16
DURANTE MÁS DE UNA SEMANA, todos contuvieron el aliento. Hugh era un niño muy querido, y hasta los criados y los culis de cocina andaban con caras largas y hablaban en susurros. Pero una vez pasó lo peor y empezó a beber y a sentarse en la cama, la casa volvió a convertirse en un lugar más alegre y se reanudó el ajetreo de la vida diaria.
Gwen vigilaba a su hijo, incapaz de pasar mucho tiempo lejos de él. Su alivio fue tan abrumador como lo había sido su miedo. Laurence andaba por la casa con una sonrisa en los labios y los ojos radiantes de felicidad.
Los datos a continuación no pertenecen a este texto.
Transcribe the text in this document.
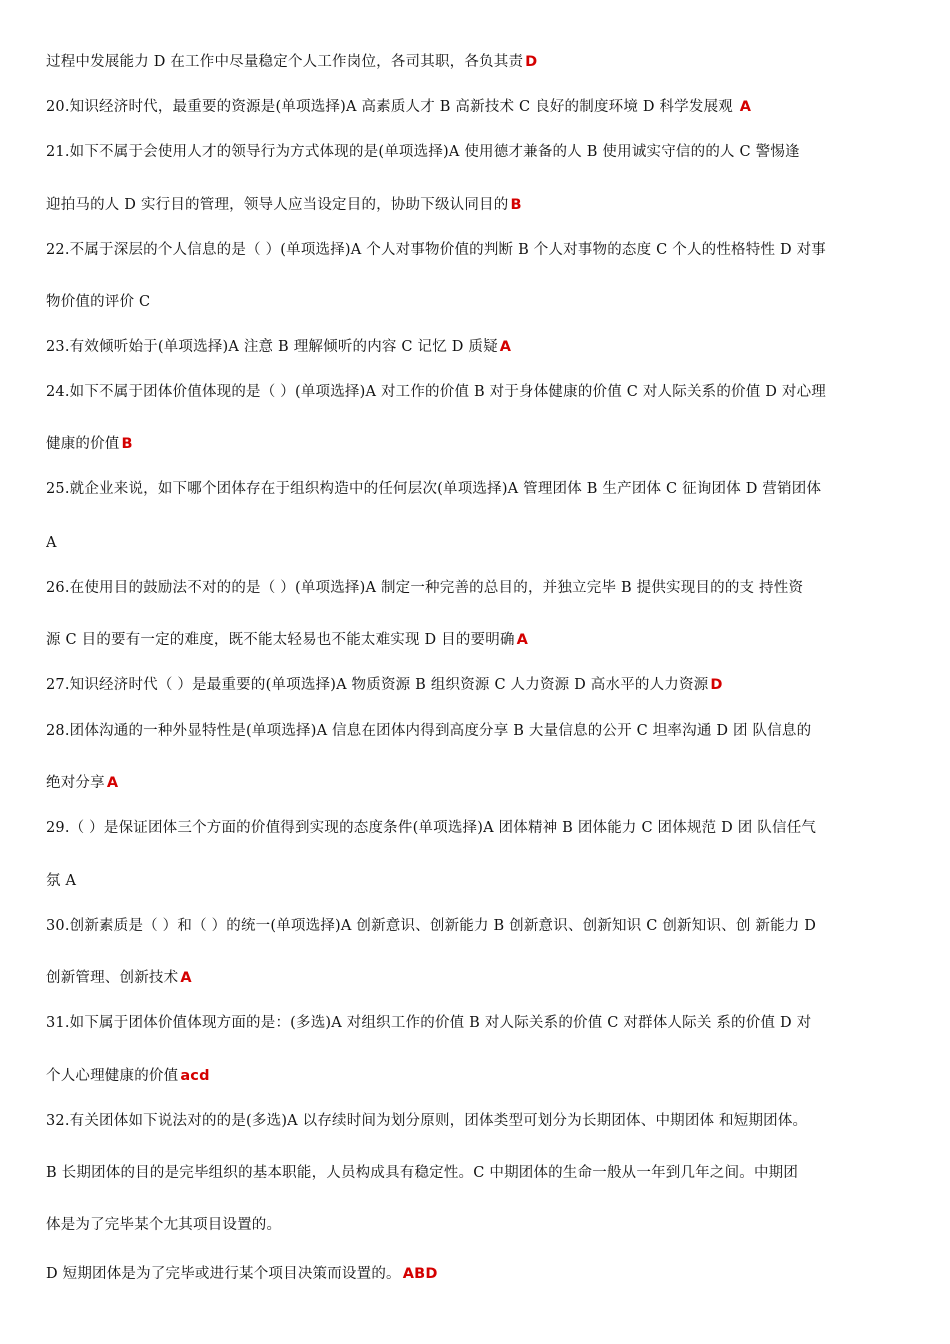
过程中发展能力 D 在工作中尽量稳定个人工作岗位，各司其职，各负其责 D
20.知识经济时代，最重要的资源是(单项选择)A 高素质人才 B 高新技术 C 良好的制度环境 D 科学发展观 A
21.如下不属于会使用人才的领导行为方式体现的是(单项选择)A 使用德才兼备的人 B 使用诚实守信的的人 C 警惕逢
迎拍马的人 D 实行目的管理，领导人应当设定目的，协助下级认同目的 B
22.不属于深层的个人信息的是（ ）(单项选择)A 个人对事物价值的判断 B 个人对事物的态度 C 个人的性格特性 D 对事
物价值的评价 C
23.有效倾听始于(单项选择)A 注意 B 理解倾听的内容 C 记忆 D 质疑 A
24.如下不属于团体价值体现的是（ ）(单项选择)A 对工作的价值 B 对于身体健康的价值 C 对人际关系的价值 D 对心理
健康的价值 B
25.就企业来说，如下哪个团体存在于组织构造中的任何层次(单项选择)A 管理团体 B 生产团体 C 征询团体 D 营销团体
A
26.在使用目的鼓励法不对的的是（ ）(单项选择)A 制定一种完善的总目的，并独立完毕 B 提供实现目的的支 持性资
源 C 目的要有一定的难度，既不能太轻易也不能太难实现 D 目的要明确 A
27.知识经济时代（ ）是最重要的(单项选择)A 物质资源 B 组织资源 C 人力资源 D 高水平的人力资源 D
28.团体沟通的一种外显特性是(单项选择)A 信息在团体内得到高度分享 B 大量信息的公开 C 坦率沟通 D 团 队信息的
绝对分享 A
29.（ ）是保证团体三个方面的价值得到实现的态度条件(单项选择)A 团体精神 B 团体能力 C 团体规范 D 团 队信任气
氛 A
30.创新素质是（ ）和（ ）的统一(单项选择)A 创新意识、创新能力 B 创新意识、创新知识 C 创新知识、创 新能力 D
创新管理、创新技术 A
31.如下属于团体价值体现方面的是：(多选)A 对组织工作的价值 B 对人际关系的价值 C 对群体人际关 系的价值 D 对
个人心理健康的价值 acd
32.有关团体如下说法对的的是(多选)A 以存续时间为划分原则，团体类型可划分为长期团体、中期团体 和短期团体。
B 长期团体的目的是完毕组织的基本职能，人员构成具有稳定性。C 中期团体的生命一般从一年到几年之间。中期团
体是为了完毕某个尢其项目设置的。
D 短期团体是为了完毕或进行某个项目决策而设置的。 ABD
Gwen lo oía reírse, sentado en la cama con su hijo, haciendo puzles y leyendo sus mejores libros, mientras que Gwen ordenaba que preparasen todos los platos preferidos de Hugh: un bizcocho Victoria, macaroons de color verde, helado de cardamomo y mango… Cualquier cosa que se le ocurriese con tal de tentarlo, cualquier cosa que volviese a convertirlo en el niño ruidoso y lleno de energía que había sido.
Pero cuando Hugh mejoró lo suficiente para salir a correr por el jardín, quiso tenerlo a su lado.
—No asfixiemos al crío —dijo Laurence.
—¿Crees que lo estoy asfixiando?
—Déjalo que corra. Le hará bien.
—Hoy hace mucho frío.
—Gwen. Es un niño.
Así que cedió y durante media hora vio cómo Hugh perseguía a los perros, pero cuando Laurence se marchó, tentó a su hijo con unos lápices de colores y un nuevo bloc de dibujo para que volviera a entrar en casa. Mientras lo observaba, su determinación de no distraerse ni un momento iba creciendo. Mientras estuviese vigilando a Hugh, no estaría preocupándose por Liyoni. En la habitación de su madre, Hugh garabateaba absurdos dibujos de Bobbins y Screw y del pequeño Ginger, que seguía siendo más menudo que los otros dos. De hecho, lo que más contento le ponía era que Ginger se escondiese bajo su cama.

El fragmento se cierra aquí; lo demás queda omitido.